The John Kerry-Atlantic Council connection
Yoram Ettinger 5-24-13
U.S. Secretaries of State John Kerry and Hillary Clinton have advocated engagement -- rather than confrontation -- with rogue regimes. They were members of a tiny group that believed -- until the recent atrocities in Syria -- that President Bashar al-Assad was a generous, constructive leader, a reformer and a man of his word. Kerry was a frequent flyer to Damascus, dining with Assad and his wife, considering Hafez and Bashar Assad partners for peace.
Kerry and Clinton have implemented much of the Atlantic Council's policy recommendations, demonstrating fealty to the U.N., participating in several of the council's seminars and receiving special awards from the council. Upon the eruption of the recent violence on the Arab street, they were staunch Arab Springers who believed that the mobs in Tunisia, Libya, Egypt, Yemen and Bahrain were Facebook demonstrators, the reincarnation of Mahatma Gandhi and Martin Luther King, Jr., transitioning from tyranny to democracy.
Defense Secretary Chuck Hagel, was until recently the chairman of the Atlantic Council, advocating negotiation with -- rather than sanctions against -- Iran. Just like the council, Hagel considers the U.N. -- the home court of anti-U.S. regimes -- the playmaker of international relations.

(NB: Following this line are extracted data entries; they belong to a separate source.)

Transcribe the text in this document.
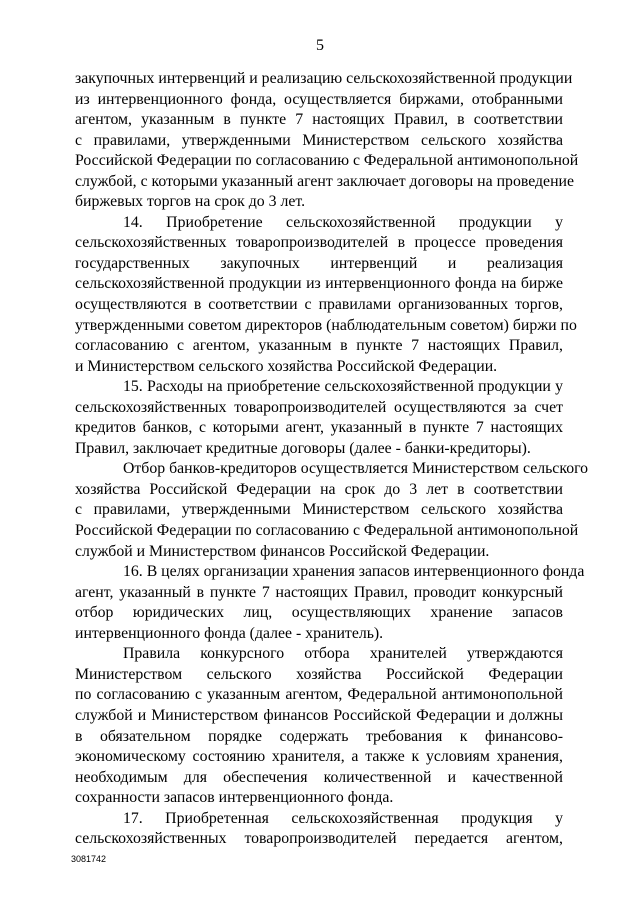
5
закупочных интервенций и реализацию сельскохозяйственной продукции
из интервенционного фонда, осуществляется биржами, отобранными
агентом, указанным в пункте 7 настоящих Правил, в соответствии
с правилами, утвержденными Министерством сельского хозяйства
Российской Федерации по согласованию с Федеральной антимонопольной
службой, с которыми указанный агент заключает договоры на проведение
биржевых торгов на срок до 3 лет.
14. Приобретение сельскохозяйственной продукции у
сельскохозяйственных товаропроизводителей в процессе проведения
государственных закупочных интервенций и реализация
сельскохозяйственной продукции из интервенционного фонда на бирже
осуществляются в соответствии с правилами организованных торгов,
утвержденными советом директоров (наблюдательным советом) биржи по
согласованию с агентом, указанным в пункте 7 настоящих Правил,
и Министерством сельского хозяйства Российской Федерации.
15. Расходы на приобретение сельскохозяйственной продукции у
сельскохозяйственных товаропроизводителей осуществляются за счет
кредитов банков, с которыми агент, указанный в пункте 7 настоящих
Правил, заключает кредитные договоры (далее - банки-кредиторы).
Отбор банков-кредиторов осуществляется Министерством сельского
хозяйства Российской Федерации на срок до 3 лет в соответствии
с правилами, утвержденными Министерством сельского хозяйства
Российской Федерации по согласованию с Федеральной антимонопольной
службой и Министерством финансов Российской Федерации.
16. В целях организации хранения запасов интервенционного фонда
агент, указанный в пункте 7 настоящих Правил, проводит конкурсный
отбор юридических лиц, осуществляющих хранение запасов
интервенционного фонда (далее - хранитель).
Правила конкурсного отбора хранителей утверждаются
Министерством сельского хозяйства Российской Федерации
по согласованию с указанным агентом, Федеральной антимонопольной
службой и Министерством финансов Российской Федерации и должны
в обязательном порядке содержать требования к финансово-
экономическому состоянию хранителя, а также к условиям хранения,
необходимым для обеспечения количественной и качественной
сохранности запасов интервенционного фонда.
17. Приобретенная сельскохозяйственная продукция у
сельскохозяйственных товаропроизводителей передается агентом,
3081742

U.S. Ambassador to the U.N. and cabinet member Susan Rice, who served as foreign policy adviser for Barack Obama and Kerry during their 2008 and 2004 presidential campaigns, was a board member of the Atlantic Council, always displaying her U.N.-leaning worldview.
Obama's former National Security Adviser General Jim Jones was chairman of the Atlantic Council, and is currently serving as the chairman of the Brent Scowcroft Center on International Security at the Atlantic Council.

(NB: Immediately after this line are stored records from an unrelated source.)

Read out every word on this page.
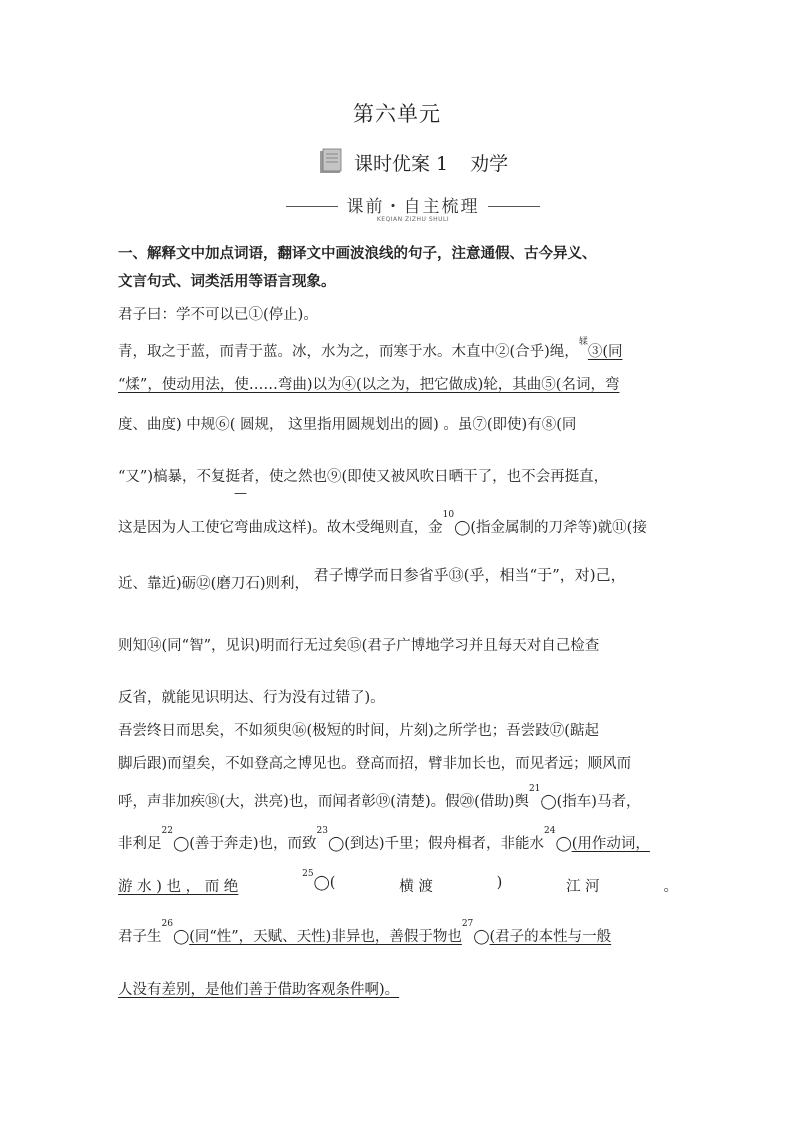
第六单元
课时优案 1 劝学
课前・自主梳理
KEQIAN ZIZHU SHULI
一、解释文中加点词语，翻译文中画波浪线的句子，注意通假、古今异义、
文言句式、词类活用等语言现象。
君子曰：学不可以已①(停止)。
青，取之于蓝，而青于蓝。冰，水为之，而寒于水。木直中②(合乎)绳，$^𫐓$③(同
“煣”，使动用法，使……弯曲)以为④(以之为，把它做成)轮，其曲⑤(名词，弯
度、曲度) 中规⑥( 圆规， 这里指用圆规划出的圆) 。虽⑦(即使)有⑧(同
“又”)槁暴，不复挺者，使之然也⑨(即使又被风吹日晒干了，也不会再挺直，
—
这是因为人工使它弯曲成这样)。故木受绳则直，金$^{10}$◯(指金属制的刀斧等)就⑪(接
近、靠近)砺⑫(磨刀石)则利， 君子博学而日参省乎⑬(乎，相当“于”，对)己，
则知⑭(同“智”，见识)明而行无过矣⑮(君子广博地学习并且每天对自己检查
反省，就能见识明达、行为没有过错了)。
吾尝终日而思矣，不如须臾⑯(极短的时间，片刻)之所学也；吾尝跂⑰(踮起
脚后跟)而望矣，不如登高之博见也。登高而招，臂非加长也，而见者远；顺风而
呼，声非加疾⑱(大，洪亮)也，而闻者彰⑲(清楚)。假⑳(借助)舆$^{21}$◯(指车)马者，
非利足$^{22}$◯(善于奔走)也，而致$^{23}$◯(到达)千里；假舟楫者，非能水$^{24}$◯(用作动词，
游 水 ) 也 ， 而 绝
$^{25}$◯(	横 渡	)	江 河	。
君子生$^{26}$◯(同“性”，天赋、天性)非异也，善假于物也$^{27}$◯(君子的本性与一般
人没有差别，是他们善于借助客观条件啊)。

A March 2013 Atlantic Council issue brief highlights the council's containment state of mind: "It is clear that the unpredictable consequences of using military force would be more dangerous than a nuclear-armed Iran ... It is clear that Iran is using North Korean tactics, successfully playing for time to develop nuclear weapons. Therefore, the United States must prepare now for the likelihood that its efforts [to prevent Iran's nuclearization] will not succeed ... An Iran that is broadly unpopular in the region, and without major Arab allies, might be easier to deal with on nuclear issues."
The document identified "unanticipated opportunities, such as the development of Arab democracies ... It suggests that Yemen, Libya, Tunisia, Egypt and Iraq are transitioning from authoritarian rule toward democracy, calling for "dignity, accountability, social justice and respect for individual rights ... The only way is forward toward a positive future."
Obama's key adviser in selecting his national security team was Brent Scowcroft, the current Interim chairman of the Atlantic Council, professing multilateral -- and not a unilateral, independent U.S. -- political/military action. Just like the aforementioned personalities, Scowcroft is a Palestine-firster who subscribes to the myth that the Palestinian issue is the core cause of Middle East turbulence, the crown jewel of Arab policymaking and the crux of the Arab-Israeli conflict.
However, irrespective of the Arab-Israeli conflict, the Palestinian issue or Israel's existence -- and contrary to the worldview of the Palestine-firsters -- the Arab street has recently grown less predictable, more unstable, increasingly intolerant, explosively violent, significantly more Islamist and much more threatening to vital U.S. and free world interests. For example, Iran is galloping toward nuclear capabilities, deepening its domination of Iraq and intimidating the pro-U.S. oil-producing Persian Gulf states. Iraq has become a central arena for intra-Muslim, intra-Arab terrorist warfare. The Libyan civil war is boiling and Libyan military systems are exported to Muslim terrorists.
The Egyptian street is seething under the rule of the transnational, imperialistic, subversive Muslim Brotherhood, which is collaborating with Iran. The Sinai Peninsula has become a hub for al-Qaida and other Muslim terrorists. The Syrian lava is fueled by unprecedented bloodshed, while threatening to consume the increasingly unstable pro-U.S. Hashemite regime in Jordan, and possibly Lebanon and other pro-U.S. Arab regimes. Kuwait and Bahrain are afflicted by Iran-supported disturbances. Yemen is further destabilized by tribal and ideological warfare with al-Qaida involvement, threatening homeland security in Saudi Arabia. Salafi jihadists confront Tunisia’s security forces; political and ideological mass murders have returned to Algeria; and hostilities have intensified between Muslim Sudan and non-Muslim sovereign South Sudan. For the last 1,400 years, the Arab street has embraced terrorism, rejecting peace and stability.
In May 2013 -- contrasting the Atlantic Council state of mind -- Czech Republic President Milos Zeman said that the challenge of Arab tyranny and terrorism is a long-term phenomenon, requiring endurance in battle. Will the Obama administration embrace Zeman’s realism or the Atlantic Council’s worldview, which has shattered against the rocks of Middle Eastern reality?!